Your big pile of documents might arrive in many different forms — from a stack of paper to an archive of random files. But PDFs are a popular document file format that every reporter, researcher or analyst has to work with sooner or later. Now you can upload them directly into Overview
Just choose “Upload PDF files” from the “Import Documents” menu, then “Add files” to open a file selection box. You’ll want to upload more than one file of course, so you can select all files in a directory by pressing Control-A (Windows) or ⌘-A (Mac). Or you can select multiple specific files using the keyboard and mouse in the usual way (if you’re not familiar with how to do that, here are instructions for Windows and Mac)
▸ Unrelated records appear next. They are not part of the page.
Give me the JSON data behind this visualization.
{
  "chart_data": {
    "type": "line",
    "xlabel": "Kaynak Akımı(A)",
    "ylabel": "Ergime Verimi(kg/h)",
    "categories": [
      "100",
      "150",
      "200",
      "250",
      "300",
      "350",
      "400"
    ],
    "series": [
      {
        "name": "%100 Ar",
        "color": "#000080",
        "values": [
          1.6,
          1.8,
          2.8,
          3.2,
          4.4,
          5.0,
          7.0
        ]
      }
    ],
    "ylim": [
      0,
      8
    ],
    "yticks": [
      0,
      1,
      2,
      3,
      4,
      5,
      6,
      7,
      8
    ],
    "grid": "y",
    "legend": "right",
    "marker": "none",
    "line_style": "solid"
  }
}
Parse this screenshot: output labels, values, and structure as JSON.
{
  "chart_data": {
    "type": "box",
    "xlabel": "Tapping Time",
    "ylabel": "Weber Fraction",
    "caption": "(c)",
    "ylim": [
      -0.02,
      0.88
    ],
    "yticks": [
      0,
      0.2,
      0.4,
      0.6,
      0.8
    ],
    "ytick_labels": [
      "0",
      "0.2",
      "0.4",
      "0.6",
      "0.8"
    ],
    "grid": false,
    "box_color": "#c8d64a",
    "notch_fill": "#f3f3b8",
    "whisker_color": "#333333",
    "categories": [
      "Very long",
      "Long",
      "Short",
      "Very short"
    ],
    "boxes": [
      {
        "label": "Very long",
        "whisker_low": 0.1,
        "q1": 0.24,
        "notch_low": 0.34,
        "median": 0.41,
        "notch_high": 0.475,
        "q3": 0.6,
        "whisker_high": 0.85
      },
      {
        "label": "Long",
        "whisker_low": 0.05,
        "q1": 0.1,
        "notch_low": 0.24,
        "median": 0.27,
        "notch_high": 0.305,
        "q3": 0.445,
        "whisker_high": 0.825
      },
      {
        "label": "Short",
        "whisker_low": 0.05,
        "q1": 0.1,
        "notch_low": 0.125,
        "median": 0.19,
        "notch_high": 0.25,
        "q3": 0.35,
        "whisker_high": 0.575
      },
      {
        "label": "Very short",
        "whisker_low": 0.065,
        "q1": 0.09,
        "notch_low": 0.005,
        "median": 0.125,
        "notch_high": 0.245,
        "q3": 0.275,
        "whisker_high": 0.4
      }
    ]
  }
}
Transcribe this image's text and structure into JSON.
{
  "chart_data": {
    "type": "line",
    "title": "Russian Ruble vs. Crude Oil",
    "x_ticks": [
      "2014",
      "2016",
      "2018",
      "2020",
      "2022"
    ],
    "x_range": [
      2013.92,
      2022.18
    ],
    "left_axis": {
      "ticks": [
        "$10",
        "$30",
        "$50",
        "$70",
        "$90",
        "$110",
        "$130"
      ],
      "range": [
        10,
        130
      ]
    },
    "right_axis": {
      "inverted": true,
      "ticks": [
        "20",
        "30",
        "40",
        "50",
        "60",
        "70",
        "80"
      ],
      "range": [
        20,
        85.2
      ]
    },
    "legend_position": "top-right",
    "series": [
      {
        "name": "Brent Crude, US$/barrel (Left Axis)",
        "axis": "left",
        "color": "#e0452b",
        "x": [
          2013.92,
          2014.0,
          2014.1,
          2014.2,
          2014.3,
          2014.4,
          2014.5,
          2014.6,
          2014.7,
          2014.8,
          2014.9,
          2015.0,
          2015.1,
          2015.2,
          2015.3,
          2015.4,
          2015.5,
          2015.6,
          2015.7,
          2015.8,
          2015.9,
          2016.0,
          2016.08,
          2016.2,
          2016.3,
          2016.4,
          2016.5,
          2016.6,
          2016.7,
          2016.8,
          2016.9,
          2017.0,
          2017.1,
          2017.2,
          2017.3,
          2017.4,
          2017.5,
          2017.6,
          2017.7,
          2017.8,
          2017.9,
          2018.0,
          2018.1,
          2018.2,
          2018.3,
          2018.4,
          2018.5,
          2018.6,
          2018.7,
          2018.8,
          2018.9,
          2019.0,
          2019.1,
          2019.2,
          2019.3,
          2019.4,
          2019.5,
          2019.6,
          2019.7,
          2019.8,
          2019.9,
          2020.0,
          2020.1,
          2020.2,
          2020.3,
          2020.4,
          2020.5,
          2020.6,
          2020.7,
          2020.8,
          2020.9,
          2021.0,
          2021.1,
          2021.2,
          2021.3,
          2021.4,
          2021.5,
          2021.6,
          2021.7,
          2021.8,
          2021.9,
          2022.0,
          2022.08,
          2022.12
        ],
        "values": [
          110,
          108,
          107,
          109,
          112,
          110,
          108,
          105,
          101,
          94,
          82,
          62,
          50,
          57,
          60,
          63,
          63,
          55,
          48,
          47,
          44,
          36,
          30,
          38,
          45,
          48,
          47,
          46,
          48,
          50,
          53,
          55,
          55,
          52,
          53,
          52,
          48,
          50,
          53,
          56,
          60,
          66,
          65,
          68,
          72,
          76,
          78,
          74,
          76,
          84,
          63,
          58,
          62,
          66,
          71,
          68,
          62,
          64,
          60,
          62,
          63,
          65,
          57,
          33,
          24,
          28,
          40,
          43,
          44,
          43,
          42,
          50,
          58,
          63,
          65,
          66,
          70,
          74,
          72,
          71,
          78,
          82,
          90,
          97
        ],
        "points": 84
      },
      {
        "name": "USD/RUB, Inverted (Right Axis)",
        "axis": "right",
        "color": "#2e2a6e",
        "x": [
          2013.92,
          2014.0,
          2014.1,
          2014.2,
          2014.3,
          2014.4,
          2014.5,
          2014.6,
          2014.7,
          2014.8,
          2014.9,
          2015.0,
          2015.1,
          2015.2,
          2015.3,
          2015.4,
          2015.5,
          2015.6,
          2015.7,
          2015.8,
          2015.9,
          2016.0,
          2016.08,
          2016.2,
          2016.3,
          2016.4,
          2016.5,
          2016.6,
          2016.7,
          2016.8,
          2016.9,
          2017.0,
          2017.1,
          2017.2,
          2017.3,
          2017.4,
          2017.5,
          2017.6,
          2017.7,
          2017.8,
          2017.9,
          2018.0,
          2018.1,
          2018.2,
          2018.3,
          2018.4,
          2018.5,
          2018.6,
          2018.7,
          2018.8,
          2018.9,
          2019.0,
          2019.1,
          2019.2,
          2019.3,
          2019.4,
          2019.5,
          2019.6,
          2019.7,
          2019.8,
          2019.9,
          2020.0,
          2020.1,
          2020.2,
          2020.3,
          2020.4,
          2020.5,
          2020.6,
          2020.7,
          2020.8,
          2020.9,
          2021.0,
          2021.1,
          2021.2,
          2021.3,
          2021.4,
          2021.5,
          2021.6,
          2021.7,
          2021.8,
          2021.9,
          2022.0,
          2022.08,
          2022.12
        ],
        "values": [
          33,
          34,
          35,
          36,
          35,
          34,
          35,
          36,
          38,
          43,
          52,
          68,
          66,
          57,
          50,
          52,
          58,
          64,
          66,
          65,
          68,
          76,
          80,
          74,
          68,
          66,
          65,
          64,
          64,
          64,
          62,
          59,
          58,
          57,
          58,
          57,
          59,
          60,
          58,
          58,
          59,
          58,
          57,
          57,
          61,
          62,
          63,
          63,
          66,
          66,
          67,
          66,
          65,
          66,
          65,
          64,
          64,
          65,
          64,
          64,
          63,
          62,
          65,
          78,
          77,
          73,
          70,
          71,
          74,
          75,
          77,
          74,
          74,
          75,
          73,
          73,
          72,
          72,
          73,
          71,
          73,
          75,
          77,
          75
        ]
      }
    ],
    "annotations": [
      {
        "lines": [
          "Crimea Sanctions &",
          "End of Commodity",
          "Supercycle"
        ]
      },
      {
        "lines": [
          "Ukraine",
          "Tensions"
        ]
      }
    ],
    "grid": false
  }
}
You can press “Add Files” as many times as you like. Overview will begin uploading files as soon they are added, and then proceed to clustering and visualization when you press “Done Adding Files” to set the import options (such as language and words to ignore.)
Overview treats each file as “document,” so if you have one long PDF with many documents within it, you will want to split them first. There are several free tools to do this, both web-based and command line. We will soon add the ability to split documents into pages automatically, as is already possible when importing from DocumentCloud. Also, Overview does not (yet!) do OCR, which is the process of making a scanned image searchable. If you can search your PDFs or cut and paste text from them, they do not need OCR and Overview will be able to handle them. Otherwise, you can use commercial products such as Abby and Omnipage to do the OCR on your own computer before uploading.
Other ways to get your documents into Overview
You can still import documents in several other ways:
- You can import a DocumentCloud project
- Your can upload a CSV file. CSV files are a general data transfer format that most applications can write, including SQL databases, Microsoft Excel, and social media data sources like DataSift or Radian 6.
- We’ve also written a powerful script which will scan a folder for documents in many different formats, automatically OCR if needed, and produce a CSV file for Overview. Check out docs2csv if this fits your problem.